The Importance of Face Time

But the hook just mentioned in the previous section happens after reading the story. So, what hooks the reader at the beginning and keeps them going to that “present” immediately after reading the whole? As I basically argue in my post on “The Importance of Cocoa” (in Fantastic Beasts), I think it is the characters, what I call the “face/skin” level, for instance, meeting Newt, Jacob, Tina, and Queenie in Fantastic Beasts and its payoff in the endearing scenes in which the couples say goodbye to each other, at least for now (and a hopeful hello again for Queenie and Jacob). In Harry Potter, it is an interesting kid who, in spite of the oppression he has suffered, can come up with the line “Harry always said Dudley looked like a pig in a wig, or a man the physical size of Hagrid but also with a heart the size of his, or a boy who recognizes a friend in another boy on a train who is self-conscious about the fact that his mother always forgets that he hates corn beef.

Story Time Closer and the Incarnational Imagination:

I think I said above that I would not be able to get into how this all intersects with my first post on “Story Time,” but I will mention one brief and broad aspect here in closing.

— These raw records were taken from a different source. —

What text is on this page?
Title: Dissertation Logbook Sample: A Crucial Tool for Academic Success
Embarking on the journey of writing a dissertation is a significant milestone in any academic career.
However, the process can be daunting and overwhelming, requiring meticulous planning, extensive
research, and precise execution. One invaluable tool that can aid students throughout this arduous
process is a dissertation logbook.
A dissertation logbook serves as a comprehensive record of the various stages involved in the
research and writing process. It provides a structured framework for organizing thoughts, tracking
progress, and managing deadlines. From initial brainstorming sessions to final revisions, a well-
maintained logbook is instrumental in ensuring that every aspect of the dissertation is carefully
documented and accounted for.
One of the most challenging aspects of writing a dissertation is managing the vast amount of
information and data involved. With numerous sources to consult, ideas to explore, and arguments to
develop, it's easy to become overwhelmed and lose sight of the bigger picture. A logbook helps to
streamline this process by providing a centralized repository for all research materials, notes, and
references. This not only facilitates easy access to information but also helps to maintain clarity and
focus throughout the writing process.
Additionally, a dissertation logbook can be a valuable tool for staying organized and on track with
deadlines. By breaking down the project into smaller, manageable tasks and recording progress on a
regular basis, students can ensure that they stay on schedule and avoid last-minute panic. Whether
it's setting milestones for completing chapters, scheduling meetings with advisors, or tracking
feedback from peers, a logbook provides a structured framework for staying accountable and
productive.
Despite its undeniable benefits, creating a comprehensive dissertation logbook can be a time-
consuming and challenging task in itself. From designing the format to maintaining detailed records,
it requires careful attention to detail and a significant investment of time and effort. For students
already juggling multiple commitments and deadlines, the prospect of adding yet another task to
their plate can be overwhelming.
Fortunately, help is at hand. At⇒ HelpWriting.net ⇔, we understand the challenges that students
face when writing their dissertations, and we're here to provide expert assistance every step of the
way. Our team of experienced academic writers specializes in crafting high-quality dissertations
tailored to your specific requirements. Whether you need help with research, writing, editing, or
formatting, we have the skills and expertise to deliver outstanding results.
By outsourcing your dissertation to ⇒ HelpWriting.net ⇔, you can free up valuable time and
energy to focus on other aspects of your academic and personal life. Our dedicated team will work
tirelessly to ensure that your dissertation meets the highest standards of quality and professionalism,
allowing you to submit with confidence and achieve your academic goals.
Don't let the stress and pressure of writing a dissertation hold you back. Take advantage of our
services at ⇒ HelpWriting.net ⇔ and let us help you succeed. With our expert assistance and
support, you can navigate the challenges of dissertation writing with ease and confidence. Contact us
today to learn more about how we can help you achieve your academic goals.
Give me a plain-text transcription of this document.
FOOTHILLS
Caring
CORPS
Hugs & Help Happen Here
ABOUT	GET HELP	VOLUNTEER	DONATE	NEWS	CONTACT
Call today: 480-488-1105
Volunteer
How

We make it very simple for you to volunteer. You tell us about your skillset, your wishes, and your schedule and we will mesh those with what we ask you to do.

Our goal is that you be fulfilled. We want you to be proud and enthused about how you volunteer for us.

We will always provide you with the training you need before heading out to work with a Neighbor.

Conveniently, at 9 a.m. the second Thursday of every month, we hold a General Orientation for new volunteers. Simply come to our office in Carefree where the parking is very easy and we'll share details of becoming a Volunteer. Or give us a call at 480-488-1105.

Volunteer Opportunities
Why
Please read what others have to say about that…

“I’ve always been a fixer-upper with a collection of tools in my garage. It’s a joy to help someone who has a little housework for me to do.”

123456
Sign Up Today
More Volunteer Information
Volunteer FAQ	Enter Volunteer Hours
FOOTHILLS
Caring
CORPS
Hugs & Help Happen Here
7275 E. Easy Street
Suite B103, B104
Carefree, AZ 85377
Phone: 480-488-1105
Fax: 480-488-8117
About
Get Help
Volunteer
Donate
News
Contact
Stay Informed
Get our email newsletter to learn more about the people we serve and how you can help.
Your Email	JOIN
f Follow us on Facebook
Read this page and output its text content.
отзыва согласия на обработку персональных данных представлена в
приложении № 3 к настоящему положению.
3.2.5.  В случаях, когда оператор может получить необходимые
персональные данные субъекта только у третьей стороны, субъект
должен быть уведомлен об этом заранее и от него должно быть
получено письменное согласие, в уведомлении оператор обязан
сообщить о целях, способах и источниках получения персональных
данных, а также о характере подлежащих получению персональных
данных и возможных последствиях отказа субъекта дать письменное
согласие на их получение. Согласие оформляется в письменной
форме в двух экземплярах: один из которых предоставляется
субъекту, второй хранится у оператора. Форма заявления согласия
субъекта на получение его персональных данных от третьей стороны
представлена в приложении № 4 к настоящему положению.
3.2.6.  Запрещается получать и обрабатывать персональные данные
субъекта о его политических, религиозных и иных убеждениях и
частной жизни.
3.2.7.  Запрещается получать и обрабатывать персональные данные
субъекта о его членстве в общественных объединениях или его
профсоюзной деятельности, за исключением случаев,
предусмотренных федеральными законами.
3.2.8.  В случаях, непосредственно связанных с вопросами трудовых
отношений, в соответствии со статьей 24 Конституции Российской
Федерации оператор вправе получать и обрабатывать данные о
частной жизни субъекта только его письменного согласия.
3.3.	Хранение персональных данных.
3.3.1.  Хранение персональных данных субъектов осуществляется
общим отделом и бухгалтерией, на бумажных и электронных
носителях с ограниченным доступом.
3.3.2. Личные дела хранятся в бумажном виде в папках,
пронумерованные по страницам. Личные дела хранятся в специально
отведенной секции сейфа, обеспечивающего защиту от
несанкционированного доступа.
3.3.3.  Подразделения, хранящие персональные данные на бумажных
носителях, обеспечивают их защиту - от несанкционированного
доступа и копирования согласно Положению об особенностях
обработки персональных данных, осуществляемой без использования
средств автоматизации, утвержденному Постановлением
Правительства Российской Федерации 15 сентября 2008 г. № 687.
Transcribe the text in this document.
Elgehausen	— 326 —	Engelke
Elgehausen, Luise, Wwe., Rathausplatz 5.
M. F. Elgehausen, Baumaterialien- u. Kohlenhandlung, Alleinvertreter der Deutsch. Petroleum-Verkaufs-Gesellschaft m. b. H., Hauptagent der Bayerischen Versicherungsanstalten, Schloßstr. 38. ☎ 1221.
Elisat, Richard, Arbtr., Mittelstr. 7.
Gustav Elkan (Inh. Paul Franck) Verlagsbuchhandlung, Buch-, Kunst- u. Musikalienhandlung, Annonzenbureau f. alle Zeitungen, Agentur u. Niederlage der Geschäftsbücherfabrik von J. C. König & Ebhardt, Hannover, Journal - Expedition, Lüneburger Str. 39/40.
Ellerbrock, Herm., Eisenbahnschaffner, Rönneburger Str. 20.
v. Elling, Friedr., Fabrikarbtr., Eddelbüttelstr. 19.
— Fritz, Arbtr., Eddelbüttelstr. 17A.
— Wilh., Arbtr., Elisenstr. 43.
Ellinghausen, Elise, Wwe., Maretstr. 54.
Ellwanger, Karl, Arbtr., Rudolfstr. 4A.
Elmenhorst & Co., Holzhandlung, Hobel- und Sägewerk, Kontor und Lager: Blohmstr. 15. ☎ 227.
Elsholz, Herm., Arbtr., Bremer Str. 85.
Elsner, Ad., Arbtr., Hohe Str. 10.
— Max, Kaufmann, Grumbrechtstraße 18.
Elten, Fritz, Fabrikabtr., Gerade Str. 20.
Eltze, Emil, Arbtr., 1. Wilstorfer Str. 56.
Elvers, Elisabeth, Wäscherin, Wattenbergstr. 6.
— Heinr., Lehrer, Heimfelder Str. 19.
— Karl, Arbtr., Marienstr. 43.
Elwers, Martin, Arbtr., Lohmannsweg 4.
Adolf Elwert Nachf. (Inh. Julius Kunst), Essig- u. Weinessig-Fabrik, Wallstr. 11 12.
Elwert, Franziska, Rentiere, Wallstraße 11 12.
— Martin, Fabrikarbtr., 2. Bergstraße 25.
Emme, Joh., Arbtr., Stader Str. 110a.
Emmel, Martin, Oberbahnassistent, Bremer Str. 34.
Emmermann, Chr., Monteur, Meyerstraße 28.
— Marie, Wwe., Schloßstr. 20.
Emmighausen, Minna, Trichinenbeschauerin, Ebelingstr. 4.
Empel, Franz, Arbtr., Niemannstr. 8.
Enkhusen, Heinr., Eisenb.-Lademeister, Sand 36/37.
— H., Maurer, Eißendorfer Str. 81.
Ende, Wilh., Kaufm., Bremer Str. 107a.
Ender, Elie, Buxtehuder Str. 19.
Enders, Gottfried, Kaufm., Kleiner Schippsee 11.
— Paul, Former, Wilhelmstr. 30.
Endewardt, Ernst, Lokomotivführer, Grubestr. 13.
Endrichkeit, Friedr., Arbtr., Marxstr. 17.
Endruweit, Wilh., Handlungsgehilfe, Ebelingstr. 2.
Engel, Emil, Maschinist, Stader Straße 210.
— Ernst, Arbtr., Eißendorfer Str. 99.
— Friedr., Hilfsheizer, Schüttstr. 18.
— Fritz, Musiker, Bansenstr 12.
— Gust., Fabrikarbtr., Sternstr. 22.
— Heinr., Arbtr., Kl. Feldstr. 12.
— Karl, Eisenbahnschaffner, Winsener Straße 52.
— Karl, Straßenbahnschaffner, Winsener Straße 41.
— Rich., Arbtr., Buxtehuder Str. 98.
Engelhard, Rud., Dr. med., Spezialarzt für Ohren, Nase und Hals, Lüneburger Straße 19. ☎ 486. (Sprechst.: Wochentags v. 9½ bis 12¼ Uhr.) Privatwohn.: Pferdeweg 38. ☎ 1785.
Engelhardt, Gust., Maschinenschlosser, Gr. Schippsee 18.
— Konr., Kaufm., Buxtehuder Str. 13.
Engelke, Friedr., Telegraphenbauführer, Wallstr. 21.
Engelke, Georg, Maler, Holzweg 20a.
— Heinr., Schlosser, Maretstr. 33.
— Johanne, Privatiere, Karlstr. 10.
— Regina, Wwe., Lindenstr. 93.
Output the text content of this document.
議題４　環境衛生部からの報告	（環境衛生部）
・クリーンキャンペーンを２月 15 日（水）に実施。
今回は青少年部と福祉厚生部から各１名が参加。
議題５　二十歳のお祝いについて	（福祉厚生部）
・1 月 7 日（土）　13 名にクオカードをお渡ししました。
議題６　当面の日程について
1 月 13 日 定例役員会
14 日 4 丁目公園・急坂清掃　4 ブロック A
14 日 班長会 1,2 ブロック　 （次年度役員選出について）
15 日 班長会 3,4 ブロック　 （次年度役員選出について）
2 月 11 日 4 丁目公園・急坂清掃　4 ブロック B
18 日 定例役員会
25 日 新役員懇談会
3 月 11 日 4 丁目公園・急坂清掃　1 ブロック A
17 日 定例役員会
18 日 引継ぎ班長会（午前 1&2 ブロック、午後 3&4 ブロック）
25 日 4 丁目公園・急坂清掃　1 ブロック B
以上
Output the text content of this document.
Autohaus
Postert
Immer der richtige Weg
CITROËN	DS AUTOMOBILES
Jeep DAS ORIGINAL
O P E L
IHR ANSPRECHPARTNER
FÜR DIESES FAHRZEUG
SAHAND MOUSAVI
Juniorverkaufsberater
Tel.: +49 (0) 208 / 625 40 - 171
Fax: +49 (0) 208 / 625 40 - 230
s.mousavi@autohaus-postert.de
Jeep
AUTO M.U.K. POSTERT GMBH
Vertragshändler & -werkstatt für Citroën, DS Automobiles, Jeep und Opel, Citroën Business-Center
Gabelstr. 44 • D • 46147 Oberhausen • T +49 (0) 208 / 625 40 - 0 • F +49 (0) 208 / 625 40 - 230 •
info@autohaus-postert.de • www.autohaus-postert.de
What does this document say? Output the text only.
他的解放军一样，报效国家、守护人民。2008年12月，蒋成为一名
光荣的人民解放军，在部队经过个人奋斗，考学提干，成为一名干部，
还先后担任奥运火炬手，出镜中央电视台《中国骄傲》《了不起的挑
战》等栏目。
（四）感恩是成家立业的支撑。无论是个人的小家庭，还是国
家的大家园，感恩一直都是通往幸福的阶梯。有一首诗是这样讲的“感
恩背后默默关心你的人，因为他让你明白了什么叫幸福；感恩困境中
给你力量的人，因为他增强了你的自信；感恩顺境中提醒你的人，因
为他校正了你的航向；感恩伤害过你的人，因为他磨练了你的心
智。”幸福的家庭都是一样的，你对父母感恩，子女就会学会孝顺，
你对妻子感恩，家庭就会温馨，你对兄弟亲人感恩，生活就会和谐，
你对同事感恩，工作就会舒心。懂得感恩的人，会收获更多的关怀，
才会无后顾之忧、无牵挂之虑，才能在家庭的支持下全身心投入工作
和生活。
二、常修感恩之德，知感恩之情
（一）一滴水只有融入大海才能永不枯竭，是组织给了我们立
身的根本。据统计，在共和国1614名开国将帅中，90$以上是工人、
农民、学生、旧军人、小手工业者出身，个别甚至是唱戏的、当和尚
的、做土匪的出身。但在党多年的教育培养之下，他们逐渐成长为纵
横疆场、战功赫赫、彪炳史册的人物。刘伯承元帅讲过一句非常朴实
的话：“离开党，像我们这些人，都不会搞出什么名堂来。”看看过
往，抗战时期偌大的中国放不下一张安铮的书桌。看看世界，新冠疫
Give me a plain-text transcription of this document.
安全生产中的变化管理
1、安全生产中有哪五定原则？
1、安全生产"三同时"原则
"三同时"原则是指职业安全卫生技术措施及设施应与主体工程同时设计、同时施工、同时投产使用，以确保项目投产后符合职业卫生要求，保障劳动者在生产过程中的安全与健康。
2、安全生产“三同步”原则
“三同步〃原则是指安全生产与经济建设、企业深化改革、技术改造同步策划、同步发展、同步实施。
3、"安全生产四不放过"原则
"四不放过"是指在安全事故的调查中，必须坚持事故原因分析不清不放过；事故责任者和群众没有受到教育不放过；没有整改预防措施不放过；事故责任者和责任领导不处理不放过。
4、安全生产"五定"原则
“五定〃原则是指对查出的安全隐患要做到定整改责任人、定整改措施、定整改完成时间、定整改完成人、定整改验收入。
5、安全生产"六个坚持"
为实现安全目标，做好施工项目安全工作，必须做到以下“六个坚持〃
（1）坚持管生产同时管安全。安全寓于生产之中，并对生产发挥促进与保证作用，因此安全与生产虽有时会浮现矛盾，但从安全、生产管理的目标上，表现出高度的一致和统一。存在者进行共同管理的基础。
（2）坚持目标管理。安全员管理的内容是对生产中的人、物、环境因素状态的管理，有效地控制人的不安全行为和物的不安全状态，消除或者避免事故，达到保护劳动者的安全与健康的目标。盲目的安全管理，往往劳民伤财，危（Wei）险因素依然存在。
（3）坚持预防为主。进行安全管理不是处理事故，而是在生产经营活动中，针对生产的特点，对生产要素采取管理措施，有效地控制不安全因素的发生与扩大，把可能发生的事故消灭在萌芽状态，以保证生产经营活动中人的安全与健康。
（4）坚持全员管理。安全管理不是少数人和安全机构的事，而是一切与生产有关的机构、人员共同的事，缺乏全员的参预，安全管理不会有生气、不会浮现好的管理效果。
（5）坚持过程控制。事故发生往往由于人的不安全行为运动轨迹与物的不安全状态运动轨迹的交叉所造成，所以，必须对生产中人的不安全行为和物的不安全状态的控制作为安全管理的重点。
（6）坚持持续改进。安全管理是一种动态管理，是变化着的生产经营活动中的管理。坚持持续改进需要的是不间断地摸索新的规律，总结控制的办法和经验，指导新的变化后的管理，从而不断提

Chronos is the past and the future, and in it, the present is as fleeting as described above in the primer on time. But Kairos is the present, the place where we are in our reading of the story.

I will also add, despite any disclaimers above saying I would not have time for this, that in an Incarnational imagination, the “present” of that intrusion of kairos into chromos is the place where the quasi-eternal “present,” the “timeless now,” incarnates the those themes that are larger than the individual human but give meaning to that individual. In the “Hebrew Myth Become Christian Gospel,” to borrow and adapt the title of Thomas Fawcett’s work on the Christian New Testament, it comes from the actual Incarnation of the second person of that Trinity that Augustine spent so much time pondering and is the “hour” when comes the Son of Man, that ultimate human individual.